Transition-state analysis of Trypanosoma cruzi uridine phosphorylase-catalyzed arsenolysis of uridine.

J Am Chem Soc. 2011 Jun 29;133(25):9923-31. 
Silva RG, Vetticatt MJ, Merino EF, Cassera MB, Schramm VL. 
Department of Biochemistry, Albert Einstein College of Medicine of Yeshiva University, 1300 Morris Park Avenue, Bronx, New York 10461, USA. 

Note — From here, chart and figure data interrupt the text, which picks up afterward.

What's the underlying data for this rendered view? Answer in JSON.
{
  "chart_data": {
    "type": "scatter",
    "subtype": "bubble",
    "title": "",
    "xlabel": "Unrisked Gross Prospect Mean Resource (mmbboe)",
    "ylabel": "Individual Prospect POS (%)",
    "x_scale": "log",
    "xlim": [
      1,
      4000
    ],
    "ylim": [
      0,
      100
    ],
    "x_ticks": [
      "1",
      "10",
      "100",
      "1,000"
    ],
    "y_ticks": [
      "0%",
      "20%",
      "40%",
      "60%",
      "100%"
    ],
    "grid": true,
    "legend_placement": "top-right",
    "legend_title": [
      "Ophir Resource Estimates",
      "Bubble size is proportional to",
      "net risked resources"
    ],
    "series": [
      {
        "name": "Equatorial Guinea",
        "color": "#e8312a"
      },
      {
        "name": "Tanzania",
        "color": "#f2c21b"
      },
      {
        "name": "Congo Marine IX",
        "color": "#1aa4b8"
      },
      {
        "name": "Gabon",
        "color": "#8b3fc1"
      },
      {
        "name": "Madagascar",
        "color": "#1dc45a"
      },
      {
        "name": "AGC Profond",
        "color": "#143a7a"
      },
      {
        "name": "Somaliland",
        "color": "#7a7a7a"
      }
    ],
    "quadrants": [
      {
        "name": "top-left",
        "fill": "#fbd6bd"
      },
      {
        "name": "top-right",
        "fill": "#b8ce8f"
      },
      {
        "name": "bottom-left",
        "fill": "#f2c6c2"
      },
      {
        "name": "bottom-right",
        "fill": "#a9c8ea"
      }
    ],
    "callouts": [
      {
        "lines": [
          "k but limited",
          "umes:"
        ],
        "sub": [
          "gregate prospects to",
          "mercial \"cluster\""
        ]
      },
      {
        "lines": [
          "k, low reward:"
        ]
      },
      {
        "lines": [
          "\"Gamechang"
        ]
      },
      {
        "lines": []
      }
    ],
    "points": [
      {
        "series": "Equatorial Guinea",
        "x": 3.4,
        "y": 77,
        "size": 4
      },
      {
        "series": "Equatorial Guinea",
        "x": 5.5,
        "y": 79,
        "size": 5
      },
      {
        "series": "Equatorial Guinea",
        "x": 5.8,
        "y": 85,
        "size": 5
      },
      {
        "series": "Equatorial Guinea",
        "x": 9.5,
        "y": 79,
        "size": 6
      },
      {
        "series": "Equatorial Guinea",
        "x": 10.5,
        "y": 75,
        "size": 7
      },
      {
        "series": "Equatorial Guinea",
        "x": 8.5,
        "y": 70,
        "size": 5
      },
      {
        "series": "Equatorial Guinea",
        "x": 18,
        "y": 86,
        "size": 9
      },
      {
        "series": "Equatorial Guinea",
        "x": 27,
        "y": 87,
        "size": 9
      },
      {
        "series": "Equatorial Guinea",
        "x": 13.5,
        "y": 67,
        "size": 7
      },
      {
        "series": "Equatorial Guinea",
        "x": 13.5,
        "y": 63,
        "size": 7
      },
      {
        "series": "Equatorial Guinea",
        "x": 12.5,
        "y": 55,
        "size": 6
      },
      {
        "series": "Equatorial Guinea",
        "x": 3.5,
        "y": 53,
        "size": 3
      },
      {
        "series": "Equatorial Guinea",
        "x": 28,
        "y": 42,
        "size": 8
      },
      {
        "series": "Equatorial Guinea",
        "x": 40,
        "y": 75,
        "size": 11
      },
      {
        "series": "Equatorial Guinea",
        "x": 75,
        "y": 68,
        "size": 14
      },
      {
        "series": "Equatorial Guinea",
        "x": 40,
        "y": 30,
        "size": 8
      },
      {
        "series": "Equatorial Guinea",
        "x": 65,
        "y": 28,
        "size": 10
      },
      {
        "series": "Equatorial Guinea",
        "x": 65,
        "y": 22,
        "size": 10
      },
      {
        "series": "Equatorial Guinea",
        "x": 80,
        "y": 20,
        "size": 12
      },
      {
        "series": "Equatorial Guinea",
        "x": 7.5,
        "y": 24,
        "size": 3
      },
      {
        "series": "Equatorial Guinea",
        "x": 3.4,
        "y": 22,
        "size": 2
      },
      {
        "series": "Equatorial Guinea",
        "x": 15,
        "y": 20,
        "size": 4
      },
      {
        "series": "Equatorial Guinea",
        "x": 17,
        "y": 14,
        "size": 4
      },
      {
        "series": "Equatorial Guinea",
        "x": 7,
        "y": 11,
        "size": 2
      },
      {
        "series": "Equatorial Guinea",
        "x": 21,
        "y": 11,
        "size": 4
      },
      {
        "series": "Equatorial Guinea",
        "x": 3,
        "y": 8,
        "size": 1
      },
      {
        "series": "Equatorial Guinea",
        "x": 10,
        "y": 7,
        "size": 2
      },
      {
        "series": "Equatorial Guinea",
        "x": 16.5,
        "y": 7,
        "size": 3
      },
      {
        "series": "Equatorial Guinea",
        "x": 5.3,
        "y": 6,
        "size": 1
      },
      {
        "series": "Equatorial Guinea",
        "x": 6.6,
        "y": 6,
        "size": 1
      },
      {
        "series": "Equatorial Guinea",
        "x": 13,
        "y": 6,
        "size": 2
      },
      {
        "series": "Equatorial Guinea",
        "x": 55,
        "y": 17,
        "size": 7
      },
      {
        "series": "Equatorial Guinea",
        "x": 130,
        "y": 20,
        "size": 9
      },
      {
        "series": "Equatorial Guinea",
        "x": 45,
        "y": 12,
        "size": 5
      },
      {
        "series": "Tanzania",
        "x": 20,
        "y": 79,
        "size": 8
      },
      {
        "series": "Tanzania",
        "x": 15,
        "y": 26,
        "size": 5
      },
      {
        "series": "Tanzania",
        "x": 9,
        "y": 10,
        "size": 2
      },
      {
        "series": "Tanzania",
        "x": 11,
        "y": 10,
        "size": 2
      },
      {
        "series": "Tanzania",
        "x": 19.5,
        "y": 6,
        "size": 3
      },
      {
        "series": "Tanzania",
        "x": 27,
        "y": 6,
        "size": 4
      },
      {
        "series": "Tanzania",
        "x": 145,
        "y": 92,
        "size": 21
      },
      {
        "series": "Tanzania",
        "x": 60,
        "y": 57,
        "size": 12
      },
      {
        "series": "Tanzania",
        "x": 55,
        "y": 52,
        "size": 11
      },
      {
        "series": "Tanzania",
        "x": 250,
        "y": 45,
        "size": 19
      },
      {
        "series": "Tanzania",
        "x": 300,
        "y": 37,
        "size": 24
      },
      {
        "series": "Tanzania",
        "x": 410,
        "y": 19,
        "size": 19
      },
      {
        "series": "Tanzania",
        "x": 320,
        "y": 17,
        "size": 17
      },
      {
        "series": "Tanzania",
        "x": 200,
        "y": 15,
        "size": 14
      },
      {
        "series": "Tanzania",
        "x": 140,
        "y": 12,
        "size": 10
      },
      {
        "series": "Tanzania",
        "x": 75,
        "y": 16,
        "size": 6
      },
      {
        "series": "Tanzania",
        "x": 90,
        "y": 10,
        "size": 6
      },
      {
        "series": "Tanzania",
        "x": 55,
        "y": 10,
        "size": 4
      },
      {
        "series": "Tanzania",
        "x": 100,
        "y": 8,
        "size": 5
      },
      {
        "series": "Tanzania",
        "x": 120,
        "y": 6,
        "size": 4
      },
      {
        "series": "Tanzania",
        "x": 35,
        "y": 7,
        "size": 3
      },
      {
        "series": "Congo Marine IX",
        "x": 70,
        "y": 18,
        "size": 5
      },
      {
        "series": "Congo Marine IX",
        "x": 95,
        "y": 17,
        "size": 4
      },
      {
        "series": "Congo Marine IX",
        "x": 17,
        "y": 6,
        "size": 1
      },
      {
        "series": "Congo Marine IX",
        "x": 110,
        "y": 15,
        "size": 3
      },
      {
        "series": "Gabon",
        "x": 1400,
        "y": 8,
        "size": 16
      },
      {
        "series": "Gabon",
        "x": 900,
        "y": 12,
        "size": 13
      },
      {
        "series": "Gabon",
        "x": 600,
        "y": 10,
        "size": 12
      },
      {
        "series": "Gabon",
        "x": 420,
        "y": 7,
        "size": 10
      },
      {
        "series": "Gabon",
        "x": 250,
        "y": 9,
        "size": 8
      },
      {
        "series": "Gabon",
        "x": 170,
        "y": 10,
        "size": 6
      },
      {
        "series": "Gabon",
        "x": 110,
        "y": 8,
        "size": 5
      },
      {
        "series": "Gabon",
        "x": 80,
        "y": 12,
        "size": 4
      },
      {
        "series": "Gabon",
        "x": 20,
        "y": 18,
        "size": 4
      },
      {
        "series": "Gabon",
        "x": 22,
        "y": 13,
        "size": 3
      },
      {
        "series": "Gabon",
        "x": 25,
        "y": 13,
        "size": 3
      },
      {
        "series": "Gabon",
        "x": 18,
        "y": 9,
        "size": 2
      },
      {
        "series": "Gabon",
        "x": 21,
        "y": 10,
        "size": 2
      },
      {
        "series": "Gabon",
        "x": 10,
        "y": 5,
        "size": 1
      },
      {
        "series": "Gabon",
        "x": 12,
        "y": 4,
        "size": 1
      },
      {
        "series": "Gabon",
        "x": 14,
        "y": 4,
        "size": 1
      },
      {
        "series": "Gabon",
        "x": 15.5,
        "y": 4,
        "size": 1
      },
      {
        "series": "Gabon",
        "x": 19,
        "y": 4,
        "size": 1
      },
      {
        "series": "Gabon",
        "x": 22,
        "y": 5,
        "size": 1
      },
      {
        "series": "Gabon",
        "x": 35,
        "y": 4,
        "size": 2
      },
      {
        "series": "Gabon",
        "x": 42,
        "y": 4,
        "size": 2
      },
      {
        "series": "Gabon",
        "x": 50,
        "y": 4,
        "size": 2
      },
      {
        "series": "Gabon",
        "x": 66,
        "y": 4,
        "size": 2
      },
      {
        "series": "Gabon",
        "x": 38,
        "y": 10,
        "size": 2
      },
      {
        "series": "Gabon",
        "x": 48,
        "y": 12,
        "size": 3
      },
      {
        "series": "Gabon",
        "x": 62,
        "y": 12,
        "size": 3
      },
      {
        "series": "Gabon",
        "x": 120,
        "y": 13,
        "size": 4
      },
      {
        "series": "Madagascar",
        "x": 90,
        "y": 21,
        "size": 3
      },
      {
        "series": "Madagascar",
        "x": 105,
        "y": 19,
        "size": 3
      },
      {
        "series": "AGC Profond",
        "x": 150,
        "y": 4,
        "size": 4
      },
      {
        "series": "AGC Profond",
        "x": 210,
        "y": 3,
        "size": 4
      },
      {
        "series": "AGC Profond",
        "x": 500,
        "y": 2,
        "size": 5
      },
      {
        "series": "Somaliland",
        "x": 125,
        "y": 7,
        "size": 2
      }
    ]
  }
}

Abstract - Uridine phosphorylase catalyzes the reversible phosphorolysis of uridine and 2'-deoxyuridine to generate uracil and (2-deoxy)ribose 1-phosphate, an important step in the pyrimidine salvage pathway. The coding sequence annotated as a putative nucleoside phosphorylase in the Trypanosoma cruzi genome was overexpressed in Escherichia coli , purified to homogeneity, and shown to be a homodimeric uridine phosphorylase, with similar specificity for uridine and 2'-deoxyuridine and undetectable activity toward thymidine and purine nucleosides. Competitive kinetic isotope effects (KIEs) were measured and corrected for a forward commitment factor using arsenate as the nucleophile. The intrinsic KIEs are: 1'-(14)C = 1.103, 1,3-(15)N(2) = 1.034, 3-(15)N = 1.004, 1-(15)N = 1.030, 1'-(3)H = 1.132, 2'-(2)H = 1.086, and 5'-(3)H(2) = 1.041 for this reaction. Density functional theory was employed to quantitatively interpret the KIEs in terms of transition-state structure and geometry. Matching of experimental KIEs to proposed transition-state structures suggests an almost synchronous, S(N)2-like transition-state model, in which the ribosyl moiety possesses significant bond order to both nucleophile and leaving groups. Natural bond orbital analysis allowed a comparison of the charge distribution pattern between the ground-state and the transition-state models.